Create custom scalar user-defined functions (UDFs) in Arrow Flight servers that can be called directly from DuckDB SQL queries.

The Airport extension enables Arrow Flight servers to provide custom scalar functions that can be called directly within SQL queries.

A scalar function accepts a set of input parameters and returns a single result of any DuckDB data type, including nested and complex types.

Example

SELECT geocode_address('1024 Lenox Ave, Miami Beach, Florida 33139')

When invoked, function parameters are serialized and sent to the Arrow Flight server. The server executes the function and returns the results to the DuckDB client.

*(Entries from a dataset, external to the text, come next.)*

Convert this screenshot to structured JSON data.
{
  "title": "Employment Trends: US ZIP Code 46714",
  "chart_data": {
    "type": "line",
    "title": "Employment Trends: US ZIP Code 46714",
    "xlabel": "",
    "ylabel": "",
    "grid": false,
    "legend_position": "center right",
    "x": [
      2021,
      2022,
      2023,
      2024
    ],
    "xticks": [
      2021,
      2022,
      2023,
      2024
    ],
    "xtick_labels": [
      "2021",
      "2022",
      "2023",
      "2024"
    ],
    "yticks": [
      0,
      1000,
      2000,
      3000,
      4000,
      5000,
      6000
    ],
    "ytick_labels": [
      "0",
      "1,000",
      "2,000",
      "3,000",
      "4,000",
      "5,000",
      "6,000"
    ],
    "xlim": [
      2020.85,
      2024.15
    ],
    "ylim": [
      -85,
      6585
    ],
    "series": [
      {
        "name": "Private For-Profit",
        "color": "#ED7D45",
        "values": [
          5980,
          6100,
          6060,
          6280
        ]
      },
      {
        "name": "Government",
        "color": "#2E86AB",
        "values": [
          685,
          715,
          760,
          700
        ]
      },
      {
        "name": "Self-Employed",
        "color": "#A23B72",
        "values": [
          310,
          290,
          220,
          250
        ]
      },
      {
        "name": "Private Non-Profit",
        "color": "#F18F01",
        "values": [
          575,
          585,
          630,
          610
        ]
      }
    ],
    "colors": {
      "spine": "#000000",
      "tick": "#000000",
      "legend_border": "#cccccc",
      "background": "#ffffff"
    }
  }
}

Scalar functions are automatically registered in the DuckDB catalog when an Airport-provided database is attached. Functions can be explicitly qualified with their database and schema names:

SELECT geocoder.usa.geocode_address('1024 Lenox Ave, Miami Beach, Florida 33139')

In this example, geocoder is the attached database name and usa is the schema name.

Efficiency and Parallelism

Airport scalar functions achieve high efficiency by processing entire DuckDB vectors in batch operations. As of DuckDB version 1.2, the standard vector size is 2048 tuples. DuckDB may invoke scalar functions from multiple threads concurrently, so Arrow Flight servers must support parallel request handling.

Note

Future versions may introduce configurable parallelism limits for scalar function calls. Currently, the number of concurrent threads is typically bounded by the number of CPU cores available to DuckDB.

Arrow Flight Server Implementation Notes

When the scalar function is invoked, a DoExchange Arrow Flight RPC operation is performed. Batches of rows are sent to the server, and results are returned for each batch.

DuckDB Catalog Integration

For information about how to register an Arrow Flight as a scalar function refer to Server Catalog Integration.

Supporting the ANY Type

Scalar function arguments in DuckDB can use the ANY type. Since Apache Arrow does not natively support a generic ANY column type, a workaround is used: if a field in the Arrow schema contains metadata with the key is_any_type and a non-empty value, that field is treated as having the DuckDB ANY type.

Supplied gRPC Headers for DoExchange request.

Header Name Description
airport-operation Set to scalar_function to indicate the operation being performed
return-chunks Set to 1